Car found in Birmingham after elderly man's death

Paul Cox
Image caption The body of Paul Cox, who lived alone, was found on 3 June at his home near Birmingham

A car which was taken from the driveway of an 83-year-old man found dead at his home has been discovered.

Paul Cox was found at his semi-detached home in Waseley Road, Rednal, near Birmingham, on Friday morning.

A blue Ford Focus, which had been burnt, was found in a car park within a housing complex at The Gardens, Erdington, on Sunday night.

Mr Cox's family described him as loving and honest. A man has been arrested on suspicion of murdering him.

The man was being questioned at a police station in north Worcestershire.

Good friends

The car, registration MH05 DFN, was discovered following a call to the fire service from a member of the public at about 2335 BST on Sunday, West Mercia Police said.

The force added it was anxious to hear from anyone who may have seen the car, or anyone using it, between about 1930 BST on Thursday and when it was found.

Mr Cox, who would have celebrated his 84th birthday on Tuesday, had lived at his home for more than 50 years.

After leaving the Army, he worked for more than 30 years as a toolmaker/engineer for Cadbury Brothers in Bournville and was still with the company when he retired, police said.

He had remained good friends with ex-wife Sheila after they split up about 40 years ago, the force added.

'Funny charm'

Mr Cox is survived by the couple's son Greg, who lives in Shropshire, daughter Jane, who lives in Birmingham, his brother Ray in Sussex, and two grandchildren.

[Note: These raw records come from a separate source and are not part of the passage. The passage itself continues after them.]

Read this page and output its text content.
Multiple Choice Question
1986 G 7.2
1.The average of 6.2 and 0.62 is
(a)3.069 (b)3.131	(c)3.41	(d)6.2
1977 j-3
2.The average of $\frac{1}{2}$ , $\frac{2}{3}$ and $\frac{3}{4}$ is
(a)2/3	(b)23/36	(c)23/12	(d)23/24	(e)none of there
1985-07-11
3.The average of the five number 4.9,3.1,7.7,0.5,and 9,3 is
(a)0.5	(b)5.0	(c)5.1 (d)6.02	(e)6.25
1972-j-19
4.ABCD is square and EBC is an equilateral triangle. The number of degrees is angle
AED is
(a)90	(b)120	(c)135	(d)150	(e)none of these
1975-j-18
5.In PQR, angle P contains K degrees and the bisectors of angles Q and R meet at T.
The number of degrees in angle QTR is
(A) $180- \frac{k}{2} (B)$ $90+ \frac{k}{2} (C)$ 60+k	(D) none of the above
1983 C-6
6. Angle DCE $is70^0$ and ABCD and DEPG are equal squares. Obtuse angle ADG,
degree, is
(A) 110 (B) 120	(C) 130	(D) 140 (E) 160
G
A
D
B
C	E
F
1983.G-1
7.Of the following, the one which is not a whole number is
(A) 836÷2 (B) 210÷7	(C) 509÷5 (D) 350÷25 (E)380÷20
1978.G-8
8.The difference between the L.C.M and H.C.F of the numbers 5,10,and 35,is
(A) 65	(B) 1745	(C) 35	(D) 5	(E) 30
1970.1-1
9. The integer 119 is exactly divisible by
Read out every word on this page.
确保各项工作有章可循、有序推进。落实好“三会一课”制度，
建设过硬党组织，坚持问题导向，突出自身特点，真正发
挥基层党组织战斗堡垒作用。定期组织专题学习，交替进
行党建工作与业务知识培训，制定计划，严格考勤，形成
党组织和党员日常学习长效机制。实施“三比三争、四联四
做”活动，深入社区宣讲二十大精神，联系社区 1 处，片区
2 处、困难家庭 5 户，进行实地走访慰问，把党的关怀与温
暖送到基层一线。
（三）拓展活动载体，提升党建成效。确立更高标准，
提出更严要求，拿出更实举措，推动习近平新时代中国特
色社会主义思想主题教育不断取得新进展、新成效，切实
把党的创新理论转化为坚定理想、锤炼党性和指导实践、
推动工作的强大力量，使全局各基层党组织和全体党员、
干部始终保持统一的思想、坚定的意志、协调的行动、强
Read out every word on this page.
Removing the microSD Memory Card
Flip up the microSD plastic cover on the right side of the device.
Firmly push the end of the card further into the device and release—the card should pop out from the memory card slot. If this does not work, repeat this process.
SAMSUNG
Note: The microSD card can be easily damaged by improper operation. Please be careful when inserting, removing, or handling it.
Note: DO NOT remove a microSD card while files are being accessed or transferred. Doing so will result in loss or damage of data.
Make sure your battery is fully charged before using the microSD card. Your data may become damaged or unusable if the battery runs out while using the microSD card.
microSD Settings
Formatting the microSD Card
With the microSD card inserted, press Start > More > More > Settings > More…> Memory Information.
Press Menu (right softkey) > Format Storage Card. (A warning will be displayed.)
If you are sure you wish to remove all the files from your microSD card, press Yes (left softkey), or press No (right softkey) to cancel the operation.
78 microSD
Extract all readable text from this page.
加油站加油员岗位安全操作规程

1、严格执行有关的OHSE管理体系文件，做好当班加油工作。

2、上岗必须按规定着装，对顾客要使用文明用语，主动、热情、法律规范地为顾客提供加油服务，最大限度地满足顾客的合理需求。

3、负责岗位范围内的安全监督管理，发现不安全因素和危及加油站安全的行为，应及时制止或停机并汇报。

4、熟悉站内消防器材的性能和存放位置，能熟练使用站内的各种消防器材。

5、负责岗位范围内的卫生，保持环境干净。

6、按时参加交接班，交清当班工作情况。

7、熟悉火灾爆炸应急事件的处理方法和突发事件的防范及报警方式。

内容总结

His daughter described her father as a strong-willed, fiercely independent character who was decent, with a mischievous sense of humour.

She said: "Due to his need for solitude some people may have missed his warm and funny charm but Dad did things his own way and at his own pace...

"We are just shocked, devastated and angry this has happened to our dad.

"We have got to live with the fact that our dad, our children's granddad, has died a violent death rather than peacefully with his family around him.

"That's the big rock we are carrying around at the moment."

Mr Cox's ex-wife described him as a quiet man who enjoyed the privacy of his own home.